Elfler selamlaştılar.
-Senin adına! Senin adına! Senin adına!
Yoo Soo-ha dünyayı ateşe verdi.
ve ateşi yönlendirmek için, zamanı geldiğinde (Kişisel Sahiplik) ve (Manevi İniş) eşyalarını satın aldı. (*:Aşağıda eşya açıklamaları bulunmaktadır)
-Neden çiftçilik gibi baş ağrıtan bir iş yapıyorsun? Sen kolay etkilenenlerden misin?
-Çiftçilik yapmak da kolay değil. Çiftçilik yapmak için çiftçilik ekipmanı üretmeniz gerekir, çiftçilik ekipmanı üretmek için çiftçilik ekipmanı araştırması yapmanız gerekir, araştırma yapmak için araştırmacılara, araştırmacılara sponsor olmak için paraya, para toplamak için bir pazara, bir pazara sahip olmak için bir köye, bir köye sahip olmak için bir yöneticiye ihtiyacınız vardır. Bu yönetici köyü, pazarı, parayı, araştırmacıları, mühendisleri ve çiftçileri elde etmekten sorumludur ve bundan sadece yarım yıl veya bir yıl sonra neredeyse hiç tahıl elde edilemez. Uh.(ÇN: Beynim…)
Yoo Soo-ha homurdandı.
-Siz ne kadar kolay kandırılan bir adamsınız yahu?
Elfler hırladı.
-Biz kolay lokma değiliz!
-Hayır! Biz kolay lokma değiliz!
-Biz (Alevli Haç) Ateş Tanrısı'nın kehanetini güçlü bir şekilde destekleyenleriz, kolay pes edenleriz değil!
Sanki vücutlarından kan değil lav fışkırıyordu.

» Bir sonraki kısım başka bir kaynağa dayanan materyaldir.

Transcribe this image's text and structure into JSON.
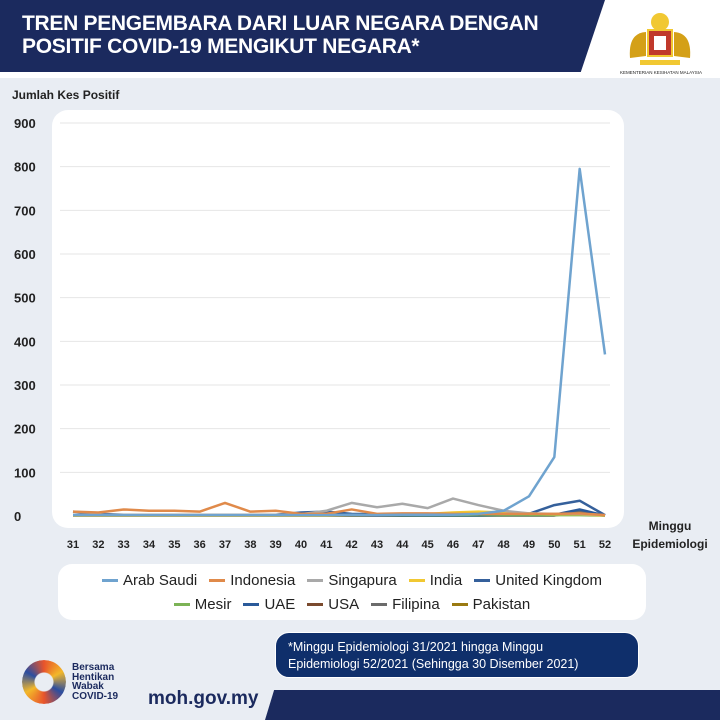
{
  "header": {
    "title_line1": "TREN PENGEMBARA DARI LUAR NEGARA DENGAN",
    "title_line2": "POSITIF COVID-19 MENGIKUT NEGARA*",
    "ministry": "KEMENTERIAN KESIHATAN MALAYSIA"
  },
  "chart_data": {
    "type": "line",
    "title": "TREN PENGEMBARA DARI LUAR NEGARA DENGAN POSITIF COVID-19 MENGIKUT NEGARA*",
    "ylabel": "Jumlah Kes Positif",
    "xlabel": "Minggu Epidemiologi",
    "xlabel_line1": "Minggu",
    "xlabel_line2": "Epidemiologi",
    "ylim": [
      0,
      900
    ],
    "yticks": [
      0,
      100,
      200,
      300,
      400,
      500,
      600,
      700,
      800,
      900
    ],
    "x": [
      31,
      32,
      33,
      34,
      35,
      36,
      37,
      38,
      39,
      40,
      41,
      42,
      43,
      44,
      45,
      46,
      47,
      48,
      49,
      50,
      51,
      52
    ],
    "grid": true,
    "legend_position": "bottom",
    "series": [
      {
        "name": "Arab Saudi",
        "color": "#6fa3cf",
        "values": [
          2,
          2,
          2,
          2,
          2,
          2,
          2,
          2,
          2,
          2,
          2,
          3,
          2,
          3,
          3,
          3,
          5,
          12,
          45,
          135,
          795,
          370
        ]
      },
      {
        "name": "Indonesia",
        "color": "#e08a4a",
        "values": [
          10,
          8,
          15,
          12,
          12,
          10,
          30,
          10,
          12,
          5,
          5,
          15,
          5,
          6,
          6,
          5,
          5,
          5,
          5,
          5,
          6,
          2
        ]
      },
      {
        "name": "Singapura",
        "color": "#a9a9a9",
        "values": [
          3,
          3,
          3,
          3,
          3,
          3,
          3,
          3,
          3,
          4,
          12,
          30,
          20,
          28,
          18,
          40,
          25,
          12,
          6,
          5,
          5,
          2
        ]
      },
      {
        "name": "India",
        "color": "#f1c832",
        "values": [
          1,
          1,
          1,
          1,
          1,
          1,
          1,
          1,
          1,
          1,
          1,
          2,
          2,
          3,
          5,
          8,
          10,
          8,
          6,
          4,
          4,
          1
        ]
      },
      {
        "name": "United Kingdom",
        "color": "#35609b",
        "values": [
          10,
          5,
          3,
          3,
          3,
          3,
          3,
          3,
          3,
          8,
          10,
          5,
          4,
          4,
          4,
          4,
          4,
          5,
          5,
          25,
          35,
          2
        ]
      },
      {
        "name": "Mesir",
        "color": "#7cb356",
        "values": [
          2,
          2,
          2,
          2,
          3,
          2,
          3,
          2,
          2,
          2,
          2,
          2,
          2,
          2,
          2,
          2,
          2,
          2,
          2,
          2,
          2,
          1
        ]
      },
      {
        "name": "UAE",
        "color": "#2a5a9a",
        "values": [
          1,
          1,
          1,
          1,
          1,
          1,
          1,
          1,
          1,
          1,
          1,
          1,
          1,
          1,
          1,
          1,
          1,
          2,
          2,
          3,
          15,
          1
        ]
      },
      {
        "name": "USA",
        "color": "#7a4a2e",
        "values": [
          1,
          1,
          1,
          1,
          1,
          1,
          1,
          1,
          1,
          1,
          1,
          1,
          1,
          1,
          2,
          2,
          2,
          2,
          2,
          3,
          5,
          1
        ]
      },
      {
        "name": "Filipina",
        "color": "#6b6b6b",
        "values": [
          1,
          1,
          1,
          1,
          1,
          1,
          1,
          1,
          1,
          1,
          1,
          1,
          1,
          1,
          1,
          1,
          1,
          1,
          1,
          1,
          10,
          1
        ]
      },
      {
        "name": "Pakistan",
        "color": "#9a7a12",
        "values": [
          3,
          3,
          2,
          2,
          2,
          2,
          2,
          2,
          2,
          2,
          2,
          3,
          3,
          3,
          4,
          3,
          3,
          3,
          3,
          3,
          4,
          1
        ]
      }
    ]
  },
  "note": {
    "line1": "*Minggu Epidemiologi 31/2021 hingga Minggu",
    "line2": "Epidemiologi 52/2021 (Sehingga 30 Disember 2021)"
  },
  "footer": {
    "brand": [
      "Bersama",
      "Hentikan",
      "Wabak",
      "COVID-19"
    ],
    "site": "moh.gov.my"
  }
}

Elflerin tüm doğal fiziksel ve entelektüel yetenekleri katliama döküldü. Aurayı hissetme yeteneğiyle doğan elfler, güçlü öldürme makineleriydi. Üstün beyinlerini kullanarak, bu öldürme makineleri düşmanlarını parçalamanın en etkili yollarını ve daha yüksek pozisyonlara nasıl yükseleceklerini düşündüler.
Alev İmparatoru adlı bir tanrıya tapan fanatikler.

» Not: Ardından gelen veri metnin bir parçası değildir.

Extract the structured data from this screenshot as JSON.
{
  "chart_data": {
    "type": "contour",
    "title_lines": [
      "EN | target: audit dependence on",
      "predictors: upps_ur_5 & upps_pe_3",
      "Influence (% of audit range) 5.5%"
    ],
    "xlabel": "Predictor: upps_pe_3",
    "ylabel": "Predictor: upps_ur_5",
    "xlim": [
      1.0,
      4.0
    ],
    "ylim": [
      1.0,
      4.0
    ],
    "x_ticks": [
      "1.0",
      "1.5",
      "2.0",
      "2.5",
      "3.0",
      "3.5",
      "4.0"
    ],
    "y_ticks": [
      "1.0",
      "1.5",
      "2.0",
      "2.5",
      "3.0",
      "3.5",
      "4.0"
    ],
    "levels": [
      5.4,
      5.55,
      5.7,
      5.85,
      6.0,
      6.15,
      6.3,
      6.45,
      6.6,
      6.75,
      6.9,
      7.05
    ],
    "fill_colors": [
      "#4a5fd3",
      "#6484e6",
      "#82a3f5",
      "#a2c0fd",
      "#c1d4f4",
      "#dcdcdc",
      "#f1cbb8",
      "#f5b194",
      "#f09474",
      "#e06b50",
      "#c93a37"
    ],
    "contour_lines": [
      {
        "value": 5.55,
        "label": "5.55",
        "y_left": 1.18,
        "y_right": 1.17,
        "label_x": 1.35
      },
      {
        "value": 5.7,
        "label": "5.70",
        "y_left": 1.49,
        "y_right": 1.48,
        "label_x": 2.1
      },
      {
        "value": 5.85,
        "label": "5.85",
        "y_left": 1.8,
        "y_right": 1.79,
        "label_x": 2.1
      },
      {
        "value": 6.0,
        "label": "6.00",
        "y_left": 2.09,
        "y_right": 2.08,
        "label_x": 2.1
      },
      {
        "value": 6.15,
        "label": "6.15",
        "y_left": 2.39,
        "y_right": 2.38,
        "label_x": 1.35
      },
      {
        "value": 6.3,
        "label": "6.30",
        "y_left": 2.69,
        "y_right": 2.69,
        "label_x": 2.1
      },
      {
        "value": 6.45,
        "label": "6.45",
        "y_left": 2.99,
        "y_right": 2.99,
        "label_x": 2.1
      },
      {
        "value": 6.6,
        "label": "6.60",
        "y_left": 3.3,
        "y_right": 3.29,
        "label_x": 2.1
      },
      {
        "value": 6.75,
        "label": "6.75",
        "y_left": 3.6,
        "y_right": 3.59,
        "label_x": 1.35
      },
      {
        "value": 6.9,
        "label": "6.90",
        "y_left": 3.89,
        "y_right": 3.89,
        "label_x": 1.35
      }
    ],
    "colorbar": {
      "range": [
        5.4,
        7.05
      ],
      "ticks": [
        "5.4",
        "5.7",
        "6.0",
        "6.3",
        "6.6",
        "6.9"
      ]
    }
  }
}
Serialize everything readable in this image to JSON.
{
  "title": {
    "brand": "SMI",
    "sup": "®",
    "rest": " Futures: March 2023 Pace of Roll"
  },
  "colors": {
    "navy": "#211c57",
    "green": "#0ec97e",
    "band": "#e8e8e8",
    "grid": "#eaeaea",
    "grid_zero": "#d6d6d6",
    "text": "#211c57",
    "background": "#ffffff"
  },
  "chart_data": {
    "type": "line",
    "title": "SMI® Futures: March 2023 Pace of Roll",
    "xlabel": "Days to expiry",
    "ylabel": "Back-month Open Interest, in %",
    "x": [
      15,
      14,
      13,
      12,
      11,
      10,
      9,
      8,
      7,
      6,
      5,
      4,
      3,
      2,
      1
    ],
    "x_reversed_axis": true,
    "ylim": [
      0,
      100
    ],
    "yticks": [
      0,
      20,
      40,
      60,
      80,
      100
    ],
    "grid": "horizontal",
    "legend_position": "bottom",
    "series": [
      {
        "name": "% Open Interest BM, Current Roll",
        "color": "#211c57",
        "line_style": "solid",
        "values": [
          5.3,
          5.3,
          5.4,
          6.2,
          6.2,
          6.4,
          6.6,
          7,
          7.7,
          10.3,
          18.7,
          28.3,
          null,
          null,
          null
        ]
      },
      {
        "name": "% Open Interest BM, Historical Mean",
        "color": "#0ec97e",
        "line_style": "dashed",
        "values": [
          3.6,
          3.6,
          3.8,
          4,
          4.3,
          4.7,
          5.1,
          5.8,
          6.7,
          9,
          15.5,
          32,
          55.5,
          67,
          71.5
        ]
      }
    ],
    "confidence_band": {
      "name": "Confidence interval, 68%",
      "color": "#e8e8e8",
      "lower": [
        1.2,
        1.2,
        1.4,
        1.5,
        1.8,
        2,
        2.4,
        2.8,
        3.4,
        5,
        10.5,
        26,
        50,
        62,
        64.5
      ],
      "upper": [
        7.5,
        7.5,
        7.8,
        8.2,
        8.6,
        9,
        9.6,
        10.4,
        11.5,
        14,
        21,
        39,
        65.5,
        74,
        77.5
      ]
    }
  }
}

İşte o çağın elfleri böyleydi.
-Erkekler. Sadece ellerinde birer kafa taşıyanlar kolay lokma değiller.
Platformun üzerinde duran Alev İmparatoru sağ elinden aurayı serbest bıraktı.
Çıtırda!
Orada tutulan salyangoz başı bir anda yandı ve külleri etrafa dağıldı.
-Çiftçilik yapmaya gerek yok! Açsanız başkalarının hasat ettiği tahılı yiyin. Dikkatlice yetiştirdikleri kırkayak tavuğunu öldürün ve bir parti yapın!(*:Evet, '지네닭-kırkayak tavuğu')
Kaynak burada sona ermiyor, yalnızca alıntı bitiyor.